Aligning Generalisation Between Humans and Machines
It addresses the need for AI alignment in human-AI interactions to support responsible use, but is incremental as it maps existing concepts without proposing new methods.
This perspective paper tackles the problem of aligning AI systems with human preferences by analyzing differences in how humans and machines generalize, identifying key commonalities and differences across notions, methods, and evaluation to address interdisciplinary challenges for effective human-AI teaming.
Recent advances in AI -- including generative approaches -- have resulted in technology that can support humans in scientific discovery and forming decisions, but may also disrupt democracies and target individuals.
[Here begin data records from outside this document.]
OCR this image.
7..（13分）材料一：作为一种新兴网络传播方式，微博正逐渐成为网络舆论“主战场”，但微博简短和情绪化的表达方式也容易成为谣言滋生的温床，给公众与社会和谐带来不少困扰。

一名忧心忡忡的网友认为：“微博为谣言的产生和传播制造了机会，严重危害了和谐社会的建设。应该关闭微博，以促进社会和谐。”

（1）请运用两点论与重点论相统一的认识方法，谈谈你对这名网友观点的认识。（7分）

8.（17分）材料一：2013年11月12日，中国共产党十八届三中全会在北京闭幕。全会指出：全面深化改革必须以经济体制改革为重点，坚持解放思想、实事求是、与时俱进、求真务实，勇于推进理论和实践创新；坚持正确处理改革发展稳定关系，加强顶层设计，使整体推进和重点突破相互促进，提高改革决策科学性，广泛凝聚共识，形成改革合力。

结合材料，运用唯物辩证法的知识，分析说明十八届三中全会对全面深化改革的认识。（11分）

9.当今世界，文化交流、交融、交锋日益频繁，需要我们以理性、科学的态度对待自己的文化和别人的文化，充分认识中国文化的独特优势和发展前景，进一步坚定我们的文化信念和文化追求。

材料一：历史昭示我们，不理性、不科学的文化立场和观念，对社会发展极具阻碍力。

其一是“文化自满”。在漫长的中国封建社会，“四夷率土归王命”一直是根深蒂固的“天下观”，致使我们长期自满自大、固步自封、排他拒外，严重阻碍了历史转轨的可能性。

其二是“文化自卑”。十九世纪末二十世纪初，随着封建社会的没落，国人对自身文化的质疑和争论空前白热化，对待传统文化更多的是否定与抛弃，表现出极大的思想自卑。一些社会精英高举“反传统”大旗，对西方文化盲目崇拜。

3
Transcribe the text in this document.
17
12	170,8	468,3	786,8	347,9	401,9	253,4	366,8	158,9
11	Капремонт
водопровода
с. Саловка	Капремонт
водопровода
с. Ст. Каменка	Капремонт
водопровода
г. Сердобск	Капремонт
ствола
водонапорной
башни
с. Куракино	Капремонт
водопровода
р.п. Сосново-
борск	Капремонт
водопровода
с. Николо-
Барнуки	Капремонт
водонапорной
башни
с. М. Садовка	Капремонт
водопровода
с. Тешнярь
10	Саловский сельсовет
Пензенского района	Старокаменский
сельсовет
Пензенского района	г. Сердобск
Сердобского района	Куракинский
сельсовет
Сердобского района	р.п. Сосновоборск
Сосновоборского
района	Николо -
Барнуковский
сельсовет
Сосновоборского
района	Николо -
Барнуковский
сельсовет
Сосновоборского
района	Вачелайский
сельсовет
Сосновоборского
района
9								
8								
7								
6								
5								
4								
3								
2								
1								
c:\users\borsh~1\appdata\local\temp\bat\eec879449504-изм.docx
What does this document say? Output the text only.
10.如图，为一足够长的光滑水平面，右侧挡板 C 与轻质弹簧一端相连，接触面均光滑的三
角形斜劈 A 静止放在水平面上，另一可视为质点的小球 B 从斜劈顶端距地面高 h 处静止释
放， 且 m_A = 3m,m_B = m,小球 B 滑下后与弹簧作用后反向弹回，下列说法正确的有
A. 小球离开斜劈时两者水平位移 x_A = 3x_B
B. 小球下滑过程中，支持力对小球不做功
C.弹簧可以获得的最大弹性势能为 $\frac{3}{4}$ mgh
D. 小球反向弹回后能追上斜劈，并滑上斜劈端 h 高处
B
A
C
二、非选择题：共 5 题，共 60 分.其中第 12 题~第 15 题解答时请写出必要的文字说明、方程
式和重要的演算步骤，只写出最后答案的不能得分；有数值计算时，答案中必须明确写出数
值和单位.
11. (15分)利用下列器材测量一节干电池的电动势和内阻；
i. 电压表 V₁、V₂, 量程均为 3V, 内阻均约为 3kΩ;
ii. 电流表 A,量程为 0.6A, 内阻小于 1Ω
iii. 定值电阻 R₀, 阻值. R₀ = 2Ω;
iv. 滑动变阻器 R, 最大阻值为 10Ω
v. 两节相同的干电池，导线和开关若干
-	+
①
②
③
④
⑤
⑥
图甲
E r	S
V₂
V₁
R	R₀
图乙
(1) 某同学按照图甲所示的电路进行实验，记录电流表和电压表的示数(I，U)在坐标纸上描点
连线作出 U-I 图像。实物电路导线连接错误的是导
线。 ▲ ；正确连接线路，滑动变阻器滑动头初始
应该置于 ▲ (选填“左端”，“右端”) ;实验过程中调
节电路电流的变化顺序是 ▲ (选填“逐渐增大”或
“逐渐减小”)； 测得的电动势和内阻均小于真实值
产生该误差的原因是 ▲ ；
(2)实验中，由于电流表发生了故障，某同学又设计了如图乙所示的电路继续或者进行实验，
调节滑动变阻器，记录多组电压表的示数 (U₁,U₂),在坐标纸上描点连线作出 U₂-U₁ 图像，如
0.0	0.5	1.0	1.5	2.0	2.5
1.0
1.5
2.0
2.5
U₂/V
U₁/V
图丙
The responsible use of AI and its participation in human-AI teams increasingly shows the need for AI alignment, that is, to make AI systems act according to our preferences. A crucial yet often overlooked aspect of these interactions is the different ways in which humans and machines generalise. In cognitive science, human generalisation commonly involves abstraction and concept learning. In contrast, AI generalisation encompasses out-of-domain generalisation in machine learning, rule-based reasoning in symbolic AI, and abstraction in neurosymbolic AI. In this perspective paper, we combine insights from AI and cognitive science to identify key commonalities and differences across three dimensions: notions of, methods for, and evaluation of generalisation. We map the different conceptualisations of generalisation in AI and cognitive science along these three dimensions and consider their role for alignment in human-AI teaming. This results in interdisciplinary challenges across AI and cognitive science that must be tackled to provide a foundation for effective and cognitively supported alignment in human-AI teaming scenarios.